I made Aeropress coffee, diluting it with water to get 2 cups, and then added my sugar, coffee liqueur, and zest (I used orange zest).

Just 4 ingredients for this easy dessert.

Just 4 ingredients for this easy dessert.

Into the freezer.

Into the freezer.

I poured the mixture into a 9×13″ metal pan, and checked it after 45 minutes. It was beginning to freeze around the edges, so I scraped the crystals with a fork. I continued this process every 20 minutes for a couple hours until the entire mixture was frozen, and then left it in the freezer for an additional hour.

Crystals forming.

Crystals forming.

All frozen.

All frozen.

Using a fork to scrape the ice crystals gave the granita a light, fluffy texture. I topped the granita with lightly sweetened whipped cream and orange zest.

Coffee granita with whipped cream and orange zest.

Coffee granita with whipped cream and orange zest.

Both Ted and I liked this dessert, finding it to be refreshing and light. I am glad I followed the recipe from the episode, as I think the granita would have been far too sweet with the ingredient amounts in the online recipe. The whipped cream cut the sweetness of the granita perfectly.

“Serious” Vanilla Ice Cream

The last recipe in the 6th episode was for vanilla ice cream. I grew up making homemade ice cream with my brother and my parents, so homemade ice cream remains a staple of Summer for me. Once again, there were a couple of differences between the episode recipe and the online recipe. This time, the online recipe called for 1 cup minus 2 T of sugar and 2 T of peach preserves, while the episode used 1 cup minus 3 T of sugar and 3 T of peach preserves. Also, in the episode, Alton added a pinch of Kosher salt to his ice cream mixture.

I combined the half-and-half and cream, and brought the mixture to a simmer on the stove, adding the scraped vanilla bean (along with the hull).
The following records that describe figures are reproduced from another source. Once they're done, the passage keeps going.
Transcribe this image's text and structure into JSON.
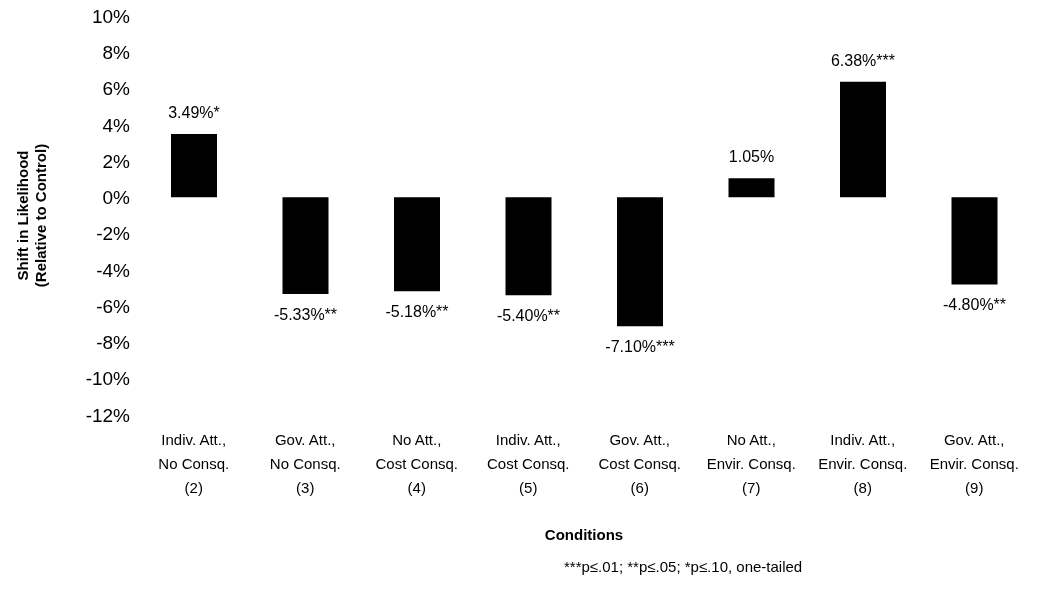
{
  "chart_data": {
    "type": "bar",
    "categories": [
      "Indiv. Att.,\nNo Consq.\n(2)",
      "Gov. Att.,\nNo Consq.\n(3)",
      "No Att.,\nCost Consq.\n(4)",
      "Indiv. Att.,\nCost Consq.\n(5)",
      "Gov. Att.,\nCost Consq.\n(6)",
      "No Att.,\nEnvir. Consq.\n(7)",
      "Indiv. Att.,\nEnvir. Consq.\n(8)",
      "Gov. Att.,\nEnvir. Consq.\n(9)"
    ],
    "values": [
      3.49,
      -5.33,
      -5.18,
      -5.4,
      -7.1,
      1.05,
      6.38,
      -4.8
    ],
    "value_labels": [
      "3.49%*",
      "-5.33%**",
      "-5.18%**",
      "-5.40%**",
      "-7.10%***",
      "1.05%",
      "6.38%***",
      "-4.80%**"
    ],
    "color": "#000000",
    "ylim": [
      -12,
      10
    ],
    "yticks": [
      {
        "value": -12,
        "label": "-12%"
      },
      {
        "value": -10,
        "label": "-10%"
      },
      {
        "value": -8,
        "label": "-8%"
      },
      {
        "value": -6,
        "label": "-6%"
      },
      {
        "value": -4,
        "label": "-4%"
      },
      {
        "value": -2,
        "label": "-2%"
      },
      {
        "value": 0,
        "label": "0%"
      },
      {
        "value": 2,
        "label": "2%"
      },
      {
        "value": 4,
        "label": "4%"
      },
      {
        "value": 6,
        "label": "6%"
      },
      {
        "value": 8,
        "label": "8%"
      },
      {
        "value": 10,
        "label": "10%"
      }
    ],
    "ylabel": "Shift in Likelihood\n(Relative to Control)",
    "xlabel": "Conditions",
    "annotations": [
      "***p≤.01; **p≤.05; *p≤.10, one-tailed"
    ],
    "grid": false,
    "legend": false
  }
}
Vanilla ice cream ingredients.

Vanilla ice cream ingredients.

Fresh vanilla bean.

Fresh vanilla bean.

Loads of vanilla!

Loads of vanilla!

Once at a simmer, I turned off the heat and added the sugar, peach preserves, and salt. I allowed the mixture to cool to room temperature, and then placed it in the refrigerator overnight. Once thoroughly chilled, I churned the ice cream in my Donvier ice cream maker, and placed the ice cream in the freezer to freeze to a harder consistency.

Churning away.

Churning away.

Churned to soft-serve consistency.

Churned to soft-serve consistency.

Into the freezer to harden.

Into the freezer to harden.

Finished vanilla ice cream.

Finished vanilla ice cream.

This recipe made less than a quart of ice cream, and it took the two of us no time to polish it all off. The vanilla flavor was outstanding, which was thanks to the super fresh vanilla bean I used. I do wish that my ice cream had a smoother texture, as it seemed to have tiny crystals, but I am guessing that this is more due to my super old ice cream maker than to the recipe itself. I liked the addition of the peach preserves to the ice cream, as it added just a bit of peach flavor here and there, while still leaving vanilla as the predominant flavor. All in all, this was a very good recipe for vanilla ice cream.